Anyway, I remember when it came out, and as a lifelong (actually four lives long) Unitarian I was intrigued and impressed as it presented a timely and appealing and dare I say ‘non theological’ version of Jesus of Nazareth. Parts of it are way dated and hokey, but that says more about the moment it was made. And yet there is still a sweetness in the idea that Jesus was a counter cultural character, and a poignance in the innocent confidence of that vision.
This morning, Easter morning, as I prepare myself for worship I am tugging to reclaim a bit of the naivete and confidence.
It helped to spend a few minutes watching Rick Warren and following that with “The Green Pastures.” Warren captures the current mainstream of evangelicalism. His genius is not the message but the package, for which I give him credit.
The Green Pastures is a 1936 film that blithely presents a racially stereotyped heaven down to an Uncle Remus assortment of characters including a “Lawd” and a heaven full of black angels who have heavenly fish fries and relish 10 cent cigars.
As outlandish as the movie is in its unthinking racism, I actually found that sense of God to be more appealing than the Rick Warren version (which is Robert Schuller’s and other mega-preachers).

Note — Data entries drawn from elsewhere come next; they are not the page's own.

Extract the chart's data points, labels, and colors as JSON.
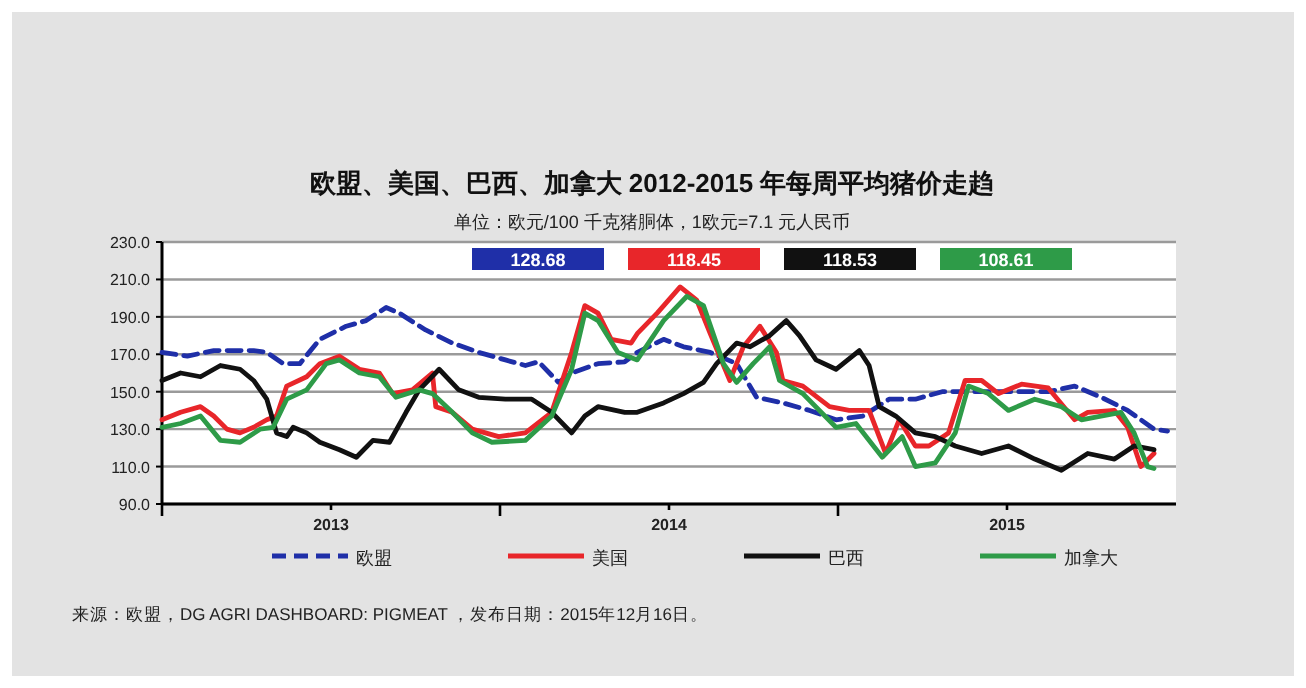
{
  "chart_data": {
    "type": "line",
    "title": "欧盟、美国、巴西、加拿大 2012-2015 年每周平均猪价走趋",
    "subtitle": "单位：欧元/100 千克猪胴体，1欧元=7.1 元人民币",
    "xlim": [
      2012.5,
      2015.5
    ],
    "xticks": [
      {
        "value": 2012.5,
        "label": null
      },
      2013,
      {
        "value": 2013.5,
        "label": null
      },
      2014,
      {
        "value": 2014.5,
        "label": null
      },
      2015
    ],
    "ylim": [
      90,
      230
    ],
    "yticks": [
      {
        "value": 90,
        "label": "90.0"
      },
      {
        "value": 110,
        "label": "110.0"
      },
      {
        "value": 130,
        "label": "130.0"
      },
      {
        "value": 150,
        "label": "150.0"
      },
      {
        "value": 170,
        "label": "170.0"
      },
      {
        "value": 190,
        "label": "190.0"
      },
      {
        "value": 210,
        "label": "210.0"
      },
      {
        "value": 230,
        "label": "230.0"
      }
    ],
    "grid": "y",
    "legend": "bottom",
    "series": [
      {
        "name": "欧盟",
        "color": "#1f2fa8",
        "line_style": "dashed",
        "x": [
          2012.5,
          2012.575,
          2012.653,
          2012.771,
          2012.81,
          2012.859,
          2012.908,
          2012.967,
          2013.045,
          2013.104,
          2013.163,
          2013.202,
          2013.28,
          2013.359,
          2013.437,
          2013.516,
          2013.575,
          2013.614,
          2013.673,
          2013.712,
          2013.79,
          2013.869,
          2013.906,
          2013.984,
          2014.043,
          2014.122,
          2014.2,
          2014.259,
          2014.337,
          2014.416,
          2014.494,
          2014.573,
          2014.651,
          2014.729,
          2014.808,
          2014.886,
          2014.965,
          2015.043,
          2015.122,
          2015.2,
          2015.279,
          2015.357,
          2015.435,
          2015.475
        ],
        "values": [
          171,
          169,
          172,
          172,
          171,
          165,
          165,
          178,
          185,
          188,
          195,
          192,
          183,
          176,
          171,
          167,
          164,
          166,
          155,
          160,
          165,
          166,
          171,
          178,
          174,
          171,
          165,
          147,
          144,
          140,
          135,
          137,
          146,
          146,
          150,
          150,
          150,
          150,
          150,
          153,
          147,
          140,
          130,
          129
        ]
      },
      {
        "name": "美国",
        "color": "#e8262a",
        "line_style": "solid",
        "x": [
          2012.5,
          2012.555,
          2012.614,
          2012.653,
          2012.692,
          2012.731,
          2012.771,
          2012.81,
          2012.839,
          2012.869,
          2012.928,
          2012.967,
          2013.025,
          2013.084,
          2013.143,
          2013.182,
          2013.241,
          2013.3,
          2013.31,
          2013.359,
          2013.418,
          2013.496,
          2013.575,
          2013.653,
          2013.712,
          2013.751,
          2013.79,
          2013.829,
          2013.888,
          2013.906,
          2013.965,
          2014.033,
          2014.082,
          2014.122,
          2014.18,
          2014.22,
          2014.269,
          2014.318,
          2014.337,
          2014.396,
          2014.475,
          2014.533,
          2014.592,
          2014.641,
          2014.681,
          2014.729,
          2014.769,
          2014.827,
          2014.876,
          2014.925,
          2014.975,
          2015.043,
          2015.122,
          2015.2,
          2015.239,
          2015.318,
          2015.357,
          2015.396,
          2015.435
        ],
        "values": [
          135,
          139,
          142,
          137,
          130,
          128,
          131,
          135,
          137,
          153,
          158,
          165,
          169,
          162,
          160,
          149,
          151,
          160,
          142,
          139,
          130,
          126,
          128,
          139,
          171,
          196,
          192,
          178,
          176,
          181,
          192,
          206,
          199,
          181,
          156,
          174,
          185,
          171,
          156,
          153,
          142,
          140,
          140,
          117,
          135,
          121,
          121,
          128,
          156,
          156,
          149,
          154,
          152,
          135,
          139,
          140,
          131,
          110,
          117
        ]
      },
      {
        "name": "巴西",
        "color": "#111111",
        "line_style": "solid",
        "x": [
          2012.5,
          2012.555,
          2012.614,
          2012.673,
          2012.731,
          2012.771,
          2012.81,
          2012.839,
          2012.869,
          2012.888,
          2012.928,
          2012.967,
          2013.025,
          2013.075,
          2013.124,
          2013.173,
          2013.222,
          2013.261,
          2013.32,
          2013.378,
          2013.437,
          2013.516,
          2013.594,
          2013.653,
          2013.712,
          2013.751,
          2013.79,
          2013.869,
          2013.906,
          2013.984,
          2014.043,
          2014.102,
          2014.141,
          2014.2,
          2014.239,
          2014.298,
          2014.347,
          2014.386,
          2014.435,
          2014.494,
          2014.563,
          2014.592,
          2014.622,
          2014.671,
          2014.729,
          2014.788,
          2014.847,
          2014.925,
          2015.004,
          2015.082,
          2015.161,
          2015.239,
          2015.318,
          2015.376,
          2015.435
        ],
        "values": [
          156,
          160,
          158,
          164,
          162,
          156,
          146,
          128,
          126,
          131,
          128,
          123,
          119,
          115,
          124,
          123,
          139,
          151,
          162,
          151,
          147,
          146,
          146,
          139,
          128,
          137,
          142,
          139,
          139,
          144,
          149,
          155,
          165,
          176,
          174,
          180,
          188,
          180,
          167,
          162,
          172,
          164,
          142,
          137,
          128,
          126,
          121,
          117,
          121,
          114,
          108,
          117,
          114,
          121,
          119
        ]
      },
      {
        "name": "加拿大",
        "color": "#2e9b48",
        "line_style": "solid",
        "x": [
          2012.5,
          2012.555,
          2012.614,
          2012.673,
          2012.731,
          2012.79,
          2012.829,
          2012.869,
          2012.928,
          2012.986,
          2013.025,
          2013.084,
          2013.143,
          2013.192,
          2013.261,
          2013.3,
          2013.359,
          2013.418,
          2013.476,
          2013.575,
          2013.653,
          2013.712,
          2013.751,
          2013.79,
          2013.849,
          2013.906,
          2013.984,
          2014.053,
          2014.102,
          2014.161,
          2014.2,
          2014.249,
          2014.298,
          2014.327,
          2014.396,
          2014.494,
          2014.553,
          2014.631,
          2014.69,
          2014.729,
          2014.788,
          2014.847,
          2014.886,
          2014.945,
          2015.004,
          2015.082,
          2015.161,
          2015.22,
          2015.278,
          2015.337,
          2015.376,
          2015.416,
          2015.435
        ],
        "values": [
          131,
          133,
          137,
          124,
          123,
          130,
          131,
          146,
          151,
          165,
          167,
          160,
          158,
          147,
          151,
          149,
          139,
          128,
          123,
          124,
          137,
          162,
          192,
          188,
          171,
          167,
          188,
          201,
          196,
          165,
          155,
          165,
          174,
          156,
          149,
          131,
          133,
          115,
          126,
          110,
          112,
          128,
          153,
          149,
          140,
          146,
          142,
          135,
          137,
          139,
          128,
          110,
          109
        ]
      }
    ],
    "annotations": [
      "128.68",
      "118.45",
      "118.53",
      "108.61",
      "来源：欧盟，DG AGRI DASHBOARD: PIGMEAT ，发布日期：2015年12月16日。"
    ]
  }
}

I think it is the intimacy, the simplicity, the honesty that comes through. American megachurches are big, bright, spectacular, almost cinematic. Large halls, orchestras, big screens, fancy lighting, make God a celebrity. People want to be seen with this God like one craves to see a movie star or rock star.
The God of Green Pastures who walks about unrecognized in a slouch hat with a cane, or a Jesus with hokey suspenders and a huge 'Jewfro" who acts like second rate street mime, remind me of that song from a few years back “What if God was one of us?”
As I read the story of Jesus, that was precisely the point.